My pastor challenged all of us in the congregation to read Isaiah 40 daily during the Advent season to prepare our hearts to receive our Saviour. While I haven't read this passage daily, I'm trying my best to keep up with this challenge.
When I first read through it, I didn't have too much to respond with. It didn't strike me as a typical "Advent" selection per say, but I'm also no pastor. I got the whole part about "a voice calling" and "preparing the way for the Lord" (vs.3). That part made sense with Christmas approaching. But the rest . . .
Then a few days later I read it in a different light. With a future baby with an odd heartbeat and many little pregnancy complications already—this time when I read through it, I heard a similar voice as Job must have when God finally talked to him. And maybe it was that same voice the Israelites needed to hear, too. I heard verses 6-28 from a God who is powerful over all creation; Who can measure the waters in the hollow of his hand (v.12); Who stretches out the heavens like a canopy (v. 22); Who doesn't need someone to teach him knowledge or truth because that is who He is (v. 14); Who cannot be compared to anything that we, as humans, can understand (v. 18).
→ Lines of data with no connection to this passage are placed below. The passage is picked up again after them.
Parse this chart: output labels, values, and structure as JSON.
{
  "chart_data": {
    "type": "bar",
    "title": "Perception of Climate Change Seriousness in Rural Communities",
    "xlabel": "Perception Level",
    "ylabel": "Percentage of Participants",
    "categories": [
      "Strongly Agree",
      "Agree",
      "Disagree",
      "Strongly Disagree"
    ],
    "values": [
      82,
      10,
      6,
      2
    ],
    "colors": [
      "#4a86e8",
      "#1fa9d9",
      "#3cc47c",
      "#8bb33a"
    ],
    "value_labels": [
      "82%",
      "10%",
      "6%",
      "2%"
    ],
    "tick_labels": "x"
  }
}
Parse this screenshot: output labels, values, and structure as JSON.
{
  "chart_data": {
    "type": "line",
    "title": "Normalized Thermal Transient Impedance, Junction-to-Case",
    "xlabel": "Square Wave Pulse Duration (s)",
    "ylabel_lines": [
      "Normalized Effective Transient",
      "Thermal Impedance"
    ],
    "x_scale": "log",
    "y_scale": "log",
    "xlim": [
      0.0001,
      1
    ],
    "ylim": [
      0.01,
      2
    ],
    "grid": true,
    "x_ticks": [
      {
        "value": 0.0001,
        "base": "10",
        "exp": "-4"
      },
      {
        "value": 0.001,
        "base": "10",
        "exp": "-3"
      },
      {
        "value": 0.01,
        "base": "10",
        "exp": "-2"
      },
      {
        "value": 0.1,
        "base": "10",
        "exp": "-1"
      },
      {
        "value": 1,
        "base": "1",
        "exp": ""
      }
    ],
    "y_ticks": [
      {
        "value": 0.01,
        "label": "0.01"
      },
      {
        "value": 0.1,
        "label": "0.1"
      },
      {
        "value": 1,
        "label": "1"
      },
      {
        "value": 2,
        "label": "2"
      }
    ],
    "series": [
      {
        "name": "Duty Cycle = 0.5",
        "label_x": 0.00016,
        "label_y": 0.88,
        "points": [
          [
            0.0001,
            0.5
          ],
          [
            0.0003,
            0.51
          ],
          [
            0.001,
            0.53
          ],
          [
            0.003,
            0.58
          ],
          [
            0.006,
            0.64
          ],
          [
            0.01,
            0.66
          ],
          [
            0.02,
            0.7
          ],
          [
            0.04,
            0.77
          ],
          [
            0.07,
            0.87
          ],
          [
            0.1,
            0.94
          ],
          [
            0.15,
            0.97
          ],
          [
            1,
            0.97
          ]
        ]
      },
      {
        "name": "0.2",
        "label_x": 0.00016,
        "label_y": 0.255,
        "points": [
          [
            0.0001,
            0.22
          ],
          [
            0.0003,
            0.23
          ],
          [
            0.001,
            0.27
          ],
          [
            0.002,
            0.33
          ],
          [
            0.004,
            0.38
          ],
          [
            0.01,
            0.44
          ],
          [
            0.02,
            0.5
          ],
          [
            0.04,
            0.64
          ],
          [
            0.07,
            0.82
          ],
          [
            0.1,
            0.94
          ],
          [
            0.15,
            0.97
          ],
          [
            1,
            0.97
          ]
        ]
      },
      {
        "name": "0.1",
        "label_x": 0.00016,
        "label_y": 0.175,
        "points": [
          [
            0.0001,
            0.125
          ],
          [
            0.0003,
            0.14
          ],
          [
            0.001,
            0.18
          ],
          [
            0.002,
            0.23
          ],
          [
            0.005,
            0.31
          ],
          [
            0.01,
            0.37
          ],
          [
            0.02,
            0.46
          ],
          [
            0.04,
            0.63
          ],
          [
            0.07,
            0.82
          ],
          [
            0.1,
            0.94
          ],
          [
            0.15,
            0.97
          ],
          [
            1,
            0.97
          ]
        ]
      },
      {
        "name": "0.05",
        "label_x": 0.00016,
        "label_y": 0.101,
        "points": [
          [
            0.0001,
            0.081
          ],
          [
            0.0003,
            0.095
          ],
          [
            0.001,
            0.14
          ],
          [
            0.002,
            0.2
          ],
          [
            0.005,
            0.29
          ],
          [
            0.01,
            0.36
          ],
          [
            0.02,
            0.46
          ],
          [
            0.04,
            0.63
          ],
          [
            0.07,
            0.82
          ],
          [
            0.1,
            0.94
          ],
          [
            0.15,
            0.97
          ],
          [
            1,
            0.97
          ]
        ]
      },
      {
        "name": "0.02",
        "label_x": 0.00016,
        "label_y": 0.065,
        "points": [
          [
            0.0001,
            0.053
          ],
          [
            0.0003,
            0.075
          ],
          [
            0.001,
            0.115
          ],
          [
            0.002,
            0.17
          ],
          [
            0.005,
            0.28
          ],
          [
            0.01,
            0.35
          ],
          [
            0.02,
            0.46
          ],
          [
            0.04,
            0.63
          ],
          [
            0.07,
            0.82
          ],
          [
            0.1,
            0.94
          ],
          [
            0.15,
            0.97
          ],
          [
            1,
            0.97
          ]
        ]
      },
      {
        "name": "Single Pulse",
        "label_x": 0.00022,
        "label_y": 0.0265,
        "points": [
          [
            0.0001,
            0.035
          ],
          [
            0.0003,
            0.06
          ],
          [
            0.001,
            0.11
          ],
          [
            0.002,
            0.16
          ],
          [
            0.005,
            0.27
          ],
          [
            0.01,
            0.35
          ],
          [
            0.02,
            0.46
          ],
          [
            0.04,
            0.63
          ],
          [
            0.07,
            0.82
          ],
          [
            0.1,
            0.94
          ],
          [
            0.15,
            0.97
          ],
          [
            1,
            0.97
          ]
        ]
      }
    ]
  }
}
He's the same God of Job, the same God of the scattered Israelites, and the same God of me. He's the same powerful God who cares about the big things in life, as well as the little things. The same almighty God who has a plan that I (or Job or the Israelites) might not understand, but a God who remains faithful and trustworthy.
The words of verse 21 and 28 stood out to me, too. "Do you not know? Have you not heard?" It was almost as if Isaiah was saying, "Then why aren't you listening? Really listening? Why aren't you believing? Really believing?"
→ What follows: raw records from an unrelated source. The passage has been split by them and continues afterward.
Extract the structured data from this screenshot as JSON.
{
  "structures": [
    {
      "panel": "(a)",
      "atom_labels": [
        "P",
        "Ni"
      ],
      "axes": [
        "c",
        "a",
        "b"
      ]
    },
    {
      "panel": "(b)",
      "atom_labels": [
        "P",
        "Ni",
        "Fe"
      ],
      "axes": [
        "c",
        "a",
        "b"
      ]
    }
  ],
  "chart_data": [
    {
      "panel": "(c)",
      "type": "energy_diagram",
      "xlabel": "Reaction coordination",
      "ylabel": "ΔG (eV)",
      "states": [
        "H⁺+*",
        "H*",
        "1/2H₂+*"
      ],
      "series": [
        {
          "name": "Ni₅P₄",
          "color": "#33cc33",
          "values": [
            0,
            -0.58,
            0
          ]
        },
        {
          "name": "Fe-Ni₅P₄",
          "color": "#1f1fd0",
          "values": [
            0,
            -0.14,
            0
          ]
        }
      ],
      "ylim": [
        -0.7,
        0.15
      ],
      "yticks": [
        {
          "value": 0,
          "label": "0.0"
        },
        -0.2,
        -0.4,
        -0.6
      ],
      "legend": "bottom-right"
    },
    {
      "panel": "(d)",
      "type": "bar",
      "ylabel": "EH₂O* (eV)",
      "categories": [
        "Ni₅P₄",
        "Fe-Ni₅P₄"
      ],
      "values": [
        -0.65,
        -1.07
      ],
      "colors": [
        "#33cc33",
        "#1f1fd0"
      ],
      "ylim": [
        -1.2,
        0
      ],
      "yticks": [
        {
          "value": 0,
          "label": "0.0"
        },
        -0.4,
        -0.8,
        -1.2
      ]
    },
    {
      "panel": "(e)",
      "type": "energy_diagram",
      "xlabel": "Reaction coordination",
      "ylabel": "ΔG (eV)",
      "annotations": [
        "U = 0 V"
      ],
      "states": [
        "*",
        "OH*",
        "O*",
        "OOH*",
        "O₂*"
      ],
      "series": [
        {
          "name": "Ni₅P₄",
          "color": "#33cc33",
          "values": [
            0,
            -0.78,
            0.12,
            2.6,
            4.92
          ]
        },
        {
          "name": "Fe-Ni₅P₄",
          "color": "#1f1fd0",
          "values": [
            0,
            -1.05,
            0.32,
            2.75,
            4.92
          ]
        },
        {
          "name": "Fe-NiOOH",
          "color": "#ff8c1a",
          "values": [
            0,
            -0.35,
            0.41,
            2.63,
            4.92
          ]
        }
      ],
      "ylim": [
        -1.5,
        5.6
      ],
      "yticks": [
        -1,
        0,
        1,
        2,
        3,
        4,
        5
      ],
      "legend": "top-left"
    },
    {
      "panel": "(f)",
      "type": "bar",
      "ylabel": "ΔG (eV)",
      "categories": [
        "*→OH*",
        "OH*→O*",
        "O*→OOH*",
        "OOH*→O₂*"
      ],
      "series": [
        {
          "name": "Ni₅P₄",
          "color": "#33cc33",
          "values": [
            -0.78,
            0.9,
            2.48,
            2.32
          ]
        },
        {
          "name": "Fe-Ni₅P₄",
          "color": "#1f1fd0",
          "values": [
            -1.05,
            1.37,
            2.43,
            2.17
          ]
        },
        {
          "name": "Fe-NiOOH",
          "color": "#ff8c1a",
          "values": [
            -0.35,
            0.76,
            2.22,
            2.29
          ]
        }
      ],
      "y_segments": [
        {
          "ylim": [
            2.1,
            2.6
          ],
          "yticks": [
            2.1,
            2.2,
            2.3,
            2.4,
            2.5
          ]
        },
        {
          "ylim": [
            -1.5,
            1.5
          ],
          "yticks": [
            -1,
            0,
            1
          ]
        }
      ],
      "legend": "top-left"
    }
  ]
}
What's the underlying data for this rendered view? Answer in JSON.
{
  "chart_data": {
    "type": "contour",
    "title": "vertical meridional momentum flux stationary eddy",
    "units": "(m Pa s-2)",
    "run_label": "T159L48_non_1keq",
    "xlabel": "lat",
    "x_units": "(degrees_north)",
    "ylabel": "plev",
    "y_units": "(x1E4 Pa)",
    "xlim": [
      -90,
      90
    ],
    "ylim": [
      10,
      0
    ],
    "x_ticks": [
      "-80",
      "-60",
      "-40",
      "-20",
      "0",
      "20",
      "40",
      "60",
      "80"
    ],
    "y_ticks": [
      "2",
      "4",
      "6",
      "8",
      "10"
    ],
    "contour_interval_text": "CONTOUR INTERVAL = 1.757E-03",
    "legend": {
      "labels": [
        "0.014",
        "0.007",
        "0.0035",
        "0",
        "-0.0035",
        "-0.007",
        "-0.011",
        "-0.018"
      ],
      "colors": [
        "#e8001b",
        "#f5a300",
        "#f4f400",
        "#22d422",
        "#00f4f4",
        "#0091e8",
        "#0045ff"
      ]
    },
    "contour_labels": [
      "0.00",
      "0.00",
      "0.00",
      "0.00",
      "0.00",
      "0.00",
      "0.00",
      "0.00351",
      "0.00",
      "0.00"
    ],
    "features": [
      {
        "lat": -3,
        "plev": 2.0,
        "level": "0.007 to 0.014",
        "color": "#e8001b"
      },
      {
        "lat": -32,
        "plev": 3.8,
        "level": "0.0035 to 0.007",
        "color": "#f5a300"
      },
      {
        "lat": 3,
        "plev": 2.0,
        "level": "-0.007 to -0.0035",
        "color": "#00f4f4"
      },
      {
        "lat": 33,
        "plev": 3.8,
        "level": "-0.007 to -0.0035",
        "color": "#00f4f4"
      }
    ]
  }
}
Maybe the first bit about preparing for the Saviour makes a little more sense now. For the Israelites, it wasn't about getting ready for a celebration, but about getting ready for their salvation—getting ready for the glory of the Lord to be revealed and all mankind together seeing it (v. 5). Maybe today we are called to expect it, to see it, to trust it, to believe it. Maybe today we need that renewed strength to do just that—to expect Him, to see Him, to trust Him, and to believe in Him.